What’s more, Tabbles also features ‘auto-tagging’ with a incredibly robust ‘rules’ section. Tabbles watches your hard drive and you can automatically set every text or movie file — for instance — to be tagged under Tabbles.

You can even set rules for when files end up in standard Windows folders. You no longer have to do a Windows search for all the movies on your drive, you simple open your “videos” Tabbles folder, and everything that would be tagged as a movie (e.g. .avi, .mov, .mpg) is there. Once a file is tagged, it never matters where it lives on your hard drive. It’s always in that same spot you tagged it in on Tabbles. (Currently, Tabbles supports logical ‘and’ and logical ‘not’ arguments for combinations, and are currently hard at work implementing logical ‘or’ functions.)

What starts to make Tabbles a powerful file-system ‘layer’ is when you use combinations. Inside the Tabbles Explorer window, you can narrow your files down using the tags. For instance, one could add the ‘business’ folder with the ‘proposals’ folder with the ‘2009’ folder, and find all documents that were tagged as business proposals for 2009. I pressed D’Intino about the amount of user-input required to get this started, and he conceded — it does require work initially on the user’s side. But he noted that many companies or individuals using this already have organization problems and are looking for this kind of solution. What’s more, the learning curve was designed to be minimal since Tabbles mimics Windows Explorer so well.

But he referred me back to the auto-tagging feature, and showed that an entire folder of documents — or a grouped bunch of documents at a time can easily be tagged either by a right click menu, or a drag-and-drop into the Tabbles folder. D’Intino also noted that Tabbles provides a way of meta-tagging not traditionally possible with (Windows) file systems since it allows you to create specifically what you want to index.

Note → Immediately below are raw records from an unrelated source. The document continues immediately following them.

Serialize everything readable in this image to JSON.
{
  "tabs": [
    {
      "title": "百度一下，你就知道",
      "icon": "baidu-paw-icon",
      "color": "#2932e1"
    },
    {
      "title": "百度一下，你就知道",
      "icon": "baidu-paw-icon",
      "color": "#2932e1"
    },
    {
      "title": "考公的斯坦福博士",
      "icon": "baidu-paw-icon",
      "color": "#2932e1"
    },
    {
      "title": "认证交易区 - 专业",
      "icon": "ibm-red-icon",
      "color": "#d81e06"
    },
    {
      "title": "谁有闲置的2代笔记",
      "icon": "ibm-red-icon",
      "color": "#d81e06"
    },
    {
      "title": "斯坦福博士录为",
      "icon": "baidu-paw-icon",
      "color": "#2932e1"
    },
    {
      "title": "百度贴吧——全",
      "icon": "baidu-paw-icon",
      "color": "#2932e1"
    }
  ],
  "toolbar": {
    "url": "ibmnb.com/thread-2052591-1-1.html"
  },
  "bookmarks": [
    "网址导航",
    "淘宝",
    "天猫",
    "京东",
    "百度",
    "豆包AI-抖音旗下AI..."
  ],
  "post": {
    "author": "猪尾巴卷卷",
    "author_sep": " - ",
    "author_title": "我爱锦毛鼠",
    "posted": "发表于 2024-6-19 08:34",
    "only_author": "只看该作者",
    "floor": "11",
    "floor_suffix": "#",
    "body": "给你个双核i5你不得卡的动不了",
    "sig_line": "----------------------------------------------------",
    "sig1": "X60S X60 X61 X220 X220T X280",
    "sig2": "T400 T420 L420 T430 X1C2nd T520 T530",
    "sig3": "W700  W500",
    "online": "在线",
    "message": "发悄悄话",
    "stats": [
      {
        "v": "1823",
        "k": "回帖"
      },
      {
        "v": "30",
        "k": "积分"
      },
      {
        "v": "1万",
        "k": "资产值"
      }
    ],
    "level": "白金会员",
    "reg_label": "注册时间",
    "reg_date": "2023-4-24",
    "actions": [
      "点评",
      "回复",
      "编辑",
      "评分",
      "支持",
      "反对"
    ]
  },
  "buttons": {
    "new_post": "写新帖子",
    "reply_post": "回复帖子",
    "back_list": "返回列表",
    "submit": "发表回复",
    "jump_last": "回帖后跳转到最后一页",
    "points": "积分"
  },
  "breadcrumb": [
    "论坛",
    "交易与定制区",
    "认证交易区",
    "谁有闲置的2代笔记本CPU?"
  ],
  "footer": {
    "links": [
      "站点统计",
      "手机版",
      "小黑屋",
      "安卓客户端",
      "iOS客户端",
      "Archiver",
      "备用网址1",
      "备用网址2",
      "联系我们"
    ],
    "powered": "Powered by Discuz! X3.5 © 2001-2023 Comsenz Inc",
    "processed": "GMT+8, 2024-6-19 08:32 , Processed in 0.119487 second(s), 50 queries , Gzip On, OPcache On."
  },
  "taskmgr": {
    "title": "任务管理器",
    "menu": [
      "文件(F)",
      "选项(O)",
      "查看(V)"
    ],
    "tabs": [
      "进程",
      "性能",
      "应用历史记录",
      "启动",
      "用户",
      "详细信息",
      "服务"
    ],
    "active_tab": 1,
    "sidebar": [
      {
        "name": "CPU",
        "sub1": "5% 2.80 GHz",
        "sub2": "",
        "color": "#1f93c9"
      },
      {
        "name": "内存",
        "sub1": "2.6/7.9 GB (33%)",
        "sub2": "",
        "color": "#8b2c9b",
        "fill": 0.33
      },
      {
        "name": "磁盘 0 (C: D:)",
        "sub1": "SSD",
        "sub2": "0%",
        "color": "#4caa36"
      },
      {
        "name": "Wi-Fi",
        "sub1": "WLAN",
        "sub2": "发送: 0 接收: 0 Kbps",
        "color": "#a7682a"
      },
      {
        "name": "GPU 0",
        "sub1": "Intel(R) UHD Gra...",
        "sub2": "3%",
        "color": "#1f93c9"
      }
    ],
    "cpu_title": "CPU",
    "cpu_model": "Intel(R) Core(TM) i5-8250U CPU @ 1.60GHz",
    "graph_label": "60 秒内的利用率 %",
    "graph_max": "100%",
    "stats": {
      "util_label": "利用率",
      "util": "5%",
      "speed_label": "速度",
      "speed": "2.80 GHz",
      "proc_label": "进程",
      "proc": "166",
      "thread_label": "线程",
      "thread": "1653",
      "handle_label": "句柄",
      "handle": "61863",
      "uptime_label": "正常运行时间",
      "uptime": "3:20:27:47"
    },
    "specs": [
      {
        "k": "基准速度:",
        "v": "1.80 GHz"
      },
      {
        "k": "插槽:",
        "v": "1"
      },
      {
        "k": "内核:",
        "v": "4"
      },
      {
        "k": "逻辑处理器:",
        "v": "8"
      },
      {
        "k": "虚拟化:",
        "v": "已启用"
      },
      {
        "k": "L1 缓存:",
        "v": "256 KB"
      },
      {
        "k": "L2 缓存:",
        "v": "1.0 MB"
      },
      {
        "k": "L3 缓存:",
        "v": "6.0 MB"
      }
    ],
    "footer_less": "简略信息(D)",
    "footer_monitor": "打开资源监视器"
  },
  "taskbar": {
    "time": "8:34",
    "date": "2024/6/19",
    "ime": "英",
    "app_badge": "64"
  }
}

Using a special Javascript bookmarklet, Tabbles will also tag web address and websites — including e-mails on Gmail.

Tabbles also has a ‘portable’ version that runs on a USB stick, and they’re working on network drives too. And for the coming future? D’Intino informed me that they’re currently working on a beta that will store data into a real-time-database (SQL or something else) that will allow Tabbles to query the database and pickup files across the local network, not just their local hard drive.

So if you’re a business stacked with virtual files and folders looking for a way out of the paperless hole you’ve buried yourself in, Tabbles comes at $70 a license, and a client-server version at $100 a license. There are volume discounts available, too.

On a final note, Tabbles is pretty complicated to explain with a few hundred words. It’s much easier ‘seen’ then spoken about. That’s one of the biggest things that D’Intino drove home. It’s hard to describe all the features without seeing them in action, too. Since so much of this is done with the GUI, you might grasp their explanation page for more details.

But one thing is certain, if you’re a company that’s entrenched with a mess of files, you might want to give Tabbles — at the very least — a try. It’s totally free to test and runs on XP, Vista and Windows 7.